Séminaire au DIC: «Le pouvoir recombinant du langage» par Nicolas Goulet et Léo Boisvert
Séminaire ayant lieu dans le cadre du Doctorat en informatique cognitive, en collaboration avec le centre de recherche CRIA
TITRE : Le pouvoir recombinant du langage
Nicolas GOULET et Léo BOISVERT
Jeudi le 10 septembre 2026 à 10h30
Local PK-5115 (Il est possible d'y assister en virtuel en vous inscrivant ici)
RÉSUMÉ
Tout dictionnaire complet peut être représenté comme un graphe définitionnel, où chaque mot-contenu (nom, verbe, adjectif, adverbe) renvoie, par sa définition, à d'autres mots-contenu. Nos travaux antérieurs ont montré que chaque graphe dictionnairique possède un « MinSet » : le plus petit ensemble de mots-contenu dont le référent doit être appris directement — par les sens et l'action — à partir duquel tous les autres mots-contenu peuvent être définis de façon purement récursive. Ce MinSet s'est révélé étonnamment petit : environ 1 % des mots-contenu. Cet exposé présente une généralisation de ce résultat : au lieu de ne considérer que le premier sens de chaque mot, nous désambiguïsons l'ensemble des sens de chaque mot-contenu, dans plusieurs dictionnaires anglais ainsi que dans de nouveaux dictionnaires en plusieurs langues. Bien que le nombre total de mots-contenu augmente considérablement une fois les sens désambiguïsés, la taille du MinSet ne croît que modérément, et ce profil se retrouve à travers les dictionnaires et les langues. Ce résultat renforce l'idée qu'un très petit noyau de mots ancrés sensorimoteurs suffit à engendrer, par recombinaison seule, la totalité du lexique — avec des implications pour l'apprentissage du langage chez l'enfant, la pédagogie, et les limites des grands modèles de langage, qui n'ont accès qu'à la recombinaison, jamais à l'ancrage direct.
BIOGRAPHIE
Nicolas GOULET est doctorant en sciences des données à HEC et Mila. Il a étudié les bases neurales du comportement avant d'entamer une maîtrise en informatique et IA à l'UQAM dirigé par É. Harnad et A. Blondin Massé. Dirigées par T. Maharaj au Errata Lab, ses recherches doctorales lient l’apprentissage du langage, les fondements mathématiques de la perception catégorielle dans les LLMs et l’ancrage des symboles. Il s’intéresse aussi à la neuroscience, la sentience, et divers aspects de l’informatique-mathématique.
Léo BOISVERT est doctorant en génie informatique à Polytechnique Montréal et Mila, et est chercheur invité à ServiceNow Research. Sa recherche se concentre sur les enjeux de sécurité des systèmes d’IA agentive.

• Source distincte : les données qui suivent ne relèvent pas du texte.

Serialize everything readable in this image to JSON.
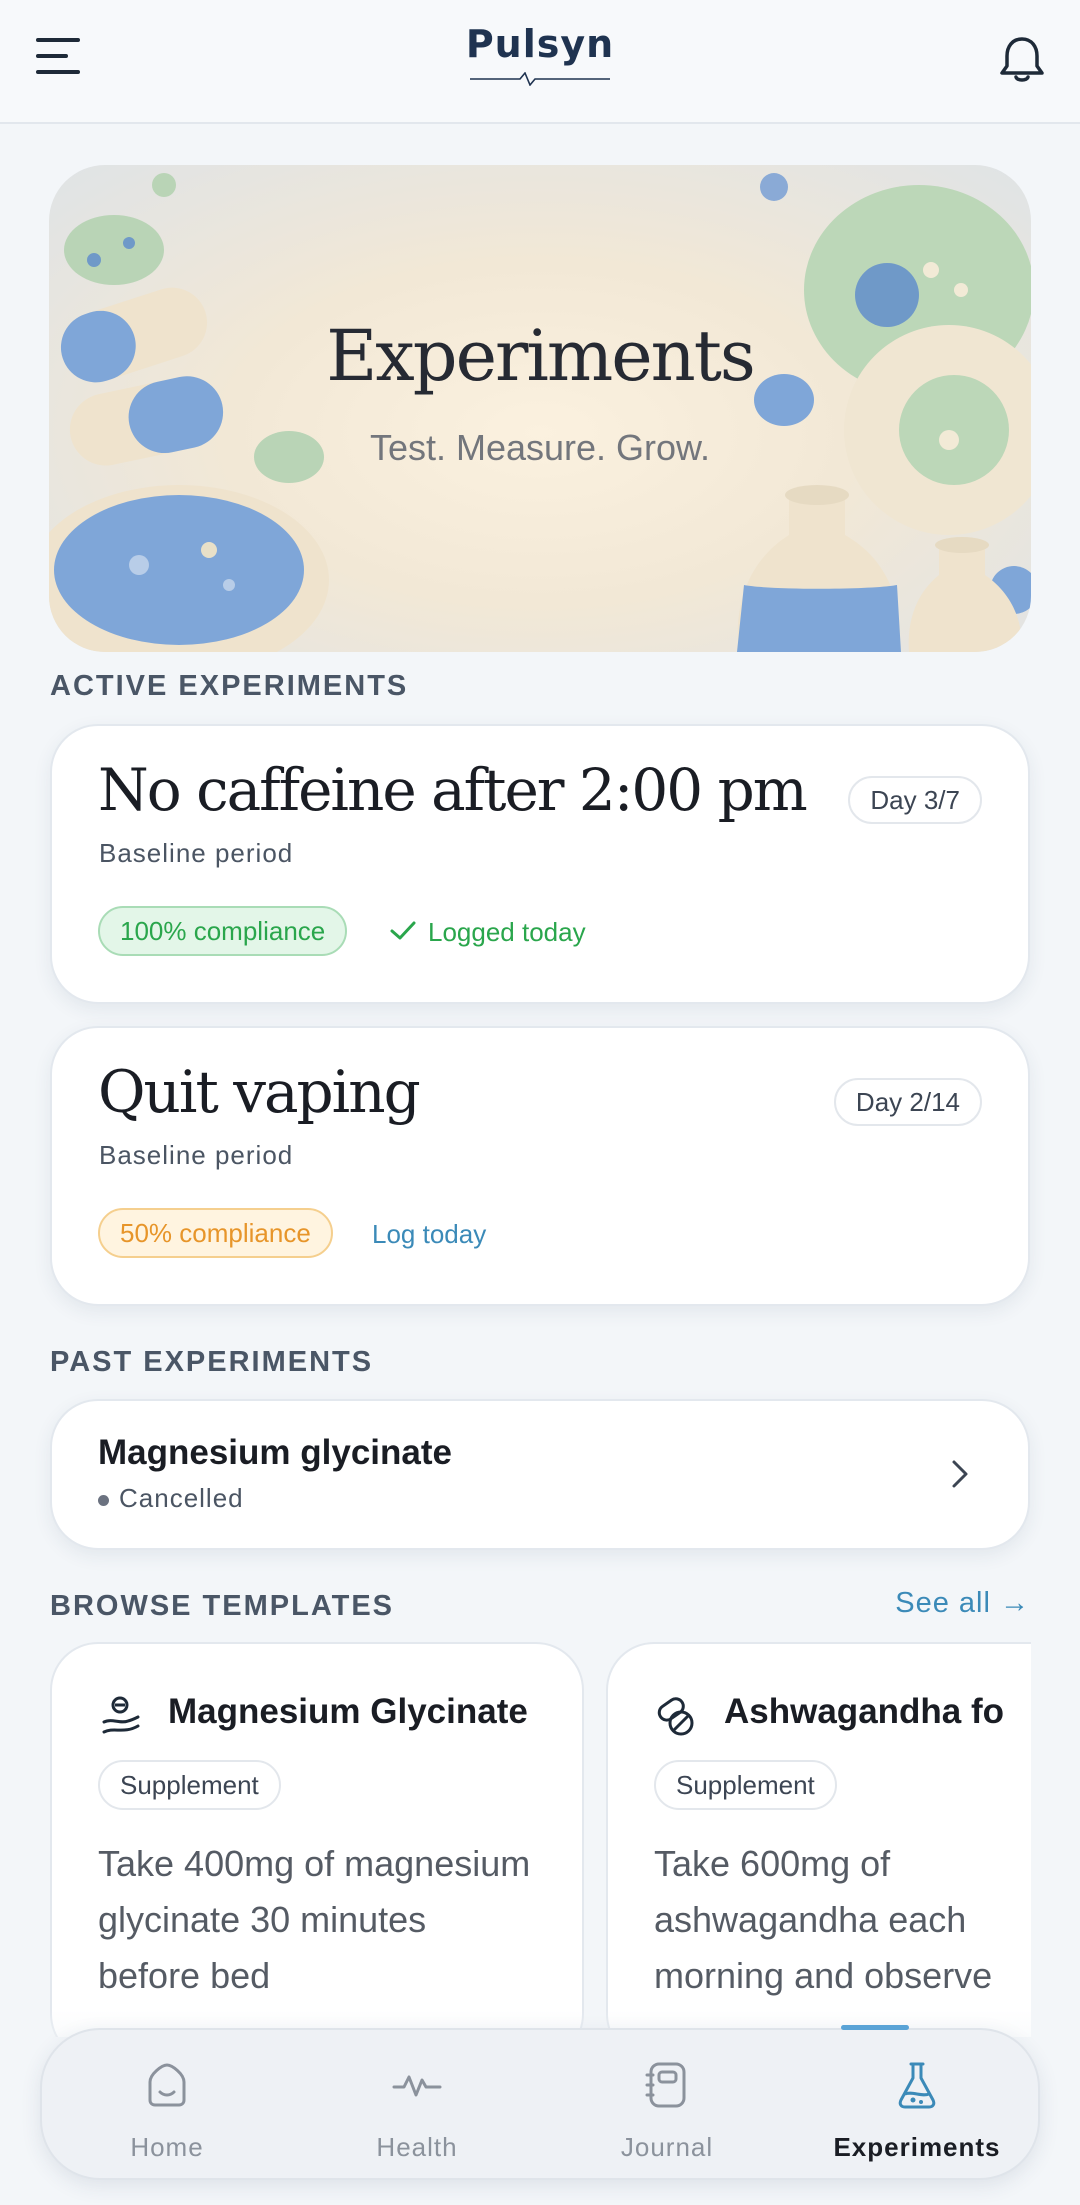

Au travers de son travail de chroniqueurs dans les médias et de conseiller, il cherche à démocratiser la littératie des systèmes agentiques et d’IA modernes.
RÉFÉRENCES
Navigli, R. (2026). Is word sense disambiguation dead in the LLM era? Proceedings of the AAAI Conference on Artificial Intelligence (Vol. 40, No. 46, pp. 39753-39762).
Meconi, D., Stirpe, S., Martelli, F., Lavalle, L., & Navigli, R. (2025). Do large language models understand word senses? In Proceedings of the 2025 Conference on Empirical Methods in Natural Language Processing (pp. 33885-33904).
Goulet, N., Massé, A. B., & Abdendi, M. (2025). Approaching the Source of Symbol Grounding with Confluent Reductions of Abstract Meaning Representation Directed Graphs. arXiv preprint arXiv:2508.11068.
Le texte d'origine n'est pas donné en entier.